Salah satu contohnya adalah perubahan status polisi agama yang sebelumnya ditakuti, yang biasa berpatroli di jalan-jalan mencari penduduk setempat yang tidak berpakaian cukup sopan dan memastikan restoran dan toko tutup pada waktu salat, serta tugas-tugas lainnya. Saat ini, mereka tidak lagi mempunyai wewenang untuk menangkap pelanggar.
“Terlalu dini untuk mengatakan bahwa Wahhabisme telah berakhir,” bantah Brown. Namun, tambahnya, “penekanan terhadap Wahhabisme dan peran agama dalam identitas nasional Saudi kurang.”

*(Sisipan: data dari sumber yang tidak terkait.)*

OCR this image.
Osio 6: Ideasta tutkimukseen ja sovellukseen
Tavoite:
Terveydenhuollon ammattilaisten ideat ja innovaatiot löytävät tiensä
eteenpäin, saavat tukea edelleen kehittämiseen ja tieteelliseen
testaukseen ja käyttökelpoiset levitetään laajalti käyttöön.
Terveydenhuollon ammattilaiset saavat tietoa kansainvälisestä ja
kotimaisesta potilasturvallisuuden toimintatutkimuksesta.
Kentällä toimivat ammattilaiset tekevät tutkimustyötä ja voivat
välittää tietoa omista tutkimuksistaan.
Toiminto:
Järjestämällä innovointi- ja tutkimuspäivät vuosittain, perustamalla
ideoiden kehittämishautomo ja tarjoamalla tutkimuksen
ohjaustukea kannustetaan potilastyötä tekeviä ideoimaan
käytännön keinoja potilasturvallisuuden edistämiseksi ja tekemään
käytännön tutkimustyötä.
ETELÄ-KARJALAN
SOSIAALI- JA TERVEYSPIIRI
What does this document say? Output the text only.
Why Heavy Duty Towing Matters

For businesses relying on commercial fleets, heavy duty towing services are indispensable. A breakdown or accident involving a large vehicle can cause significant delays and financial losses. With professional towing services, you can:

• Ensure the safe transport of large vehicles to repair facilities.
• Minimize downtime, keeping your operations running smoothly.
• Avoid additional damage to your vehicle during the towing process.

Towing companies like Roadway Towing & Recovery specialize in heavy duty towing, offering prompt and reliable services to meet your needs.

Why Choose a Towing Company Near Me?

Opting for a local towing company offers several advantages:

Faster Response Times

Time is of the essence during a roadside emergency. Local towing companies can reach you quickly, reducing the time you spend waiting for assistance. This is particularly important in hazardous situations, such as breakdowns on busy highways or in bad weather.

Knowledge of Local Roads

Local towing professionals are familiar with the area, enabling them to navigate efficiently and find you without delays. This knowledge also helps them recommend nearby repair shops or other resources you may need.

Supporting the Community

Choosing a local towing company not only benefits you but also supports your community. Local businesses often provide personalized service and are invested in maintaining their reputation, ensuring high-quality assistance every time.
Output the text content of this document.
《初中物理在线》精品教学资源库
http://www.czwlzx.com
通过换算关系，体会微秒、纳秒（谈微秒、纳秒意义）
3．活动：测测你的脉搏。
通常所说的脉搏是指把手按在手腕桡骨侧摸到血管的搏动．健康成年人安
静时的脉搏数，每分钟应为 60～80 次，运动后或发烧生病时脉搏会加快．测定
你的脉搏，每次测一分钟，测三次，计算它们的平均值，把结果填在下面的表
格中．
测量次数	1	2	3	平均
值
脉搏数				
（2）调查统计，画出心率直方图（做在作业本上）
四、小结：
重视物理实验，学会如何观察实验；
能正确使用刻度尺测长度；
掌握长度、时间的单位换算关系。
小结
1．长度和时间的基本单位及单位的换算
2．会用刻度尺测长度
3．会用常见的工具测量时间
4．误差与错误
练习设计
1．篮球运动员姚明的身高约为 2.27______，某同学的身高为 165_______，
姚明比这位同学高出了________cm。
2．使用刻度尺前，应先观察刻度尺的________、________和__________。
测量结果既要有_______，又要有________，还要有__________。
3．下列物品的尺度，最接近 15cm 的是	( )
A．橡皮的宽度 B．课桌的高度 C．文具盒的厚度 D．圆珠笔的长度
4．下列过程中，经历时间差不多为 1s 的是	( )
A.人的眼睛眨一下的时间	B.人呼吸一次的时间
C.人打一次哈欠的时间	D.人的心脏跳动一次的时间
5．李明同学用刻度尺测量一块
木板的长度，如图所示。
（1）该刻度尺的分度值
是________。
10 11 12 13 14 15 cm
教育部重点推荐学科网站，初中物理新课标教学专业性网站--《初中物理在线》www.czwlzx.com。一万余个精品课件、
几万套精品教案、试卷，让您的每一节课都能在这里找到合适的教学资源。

7. Bukan Propaganda Semata
Melansir DW, terlepas dari semua reformasi yang dilakukan, hal yang tidak berubah di Arab Saudi adalah ketidakjelasan dalam pengambilan keputusan para pemimpinnya. Inilah sebabnya, meskipun ada beberapa pola yang muncul, masih ada ketidakpastian mengenai apa yang sebenarnya memotivasi para penguasa Saudi.Bagi para kritikus rezim, perbedaan antara liberalisasi sosial dan liberalisasi politik masih menjadi masalah. Sejumlah organisasi hak asasi manusia telah menunjukkan kemunafikan yang sedang berlangsung di negara ini, seperti fakta bahwa aktivis perempuan yang ingin mengemudi tetap dipenjara meskipun ada perubahan peraturan, dan meskipun kerajaan berjanji untuk mengurangi hukuman mati, Arab Saudi tetap menjadi negara yang paling dirugikan. pemimpin dunia dalam hukuman mati.
"Meskipun reformasi tersebut mempunyai dampak, namun dampaknya terbatas," kata Duaa Dhainy, seorang peneliti di Organisasi Hak Asasi Manusia Eropa Saudi yang berbasis di Berlin.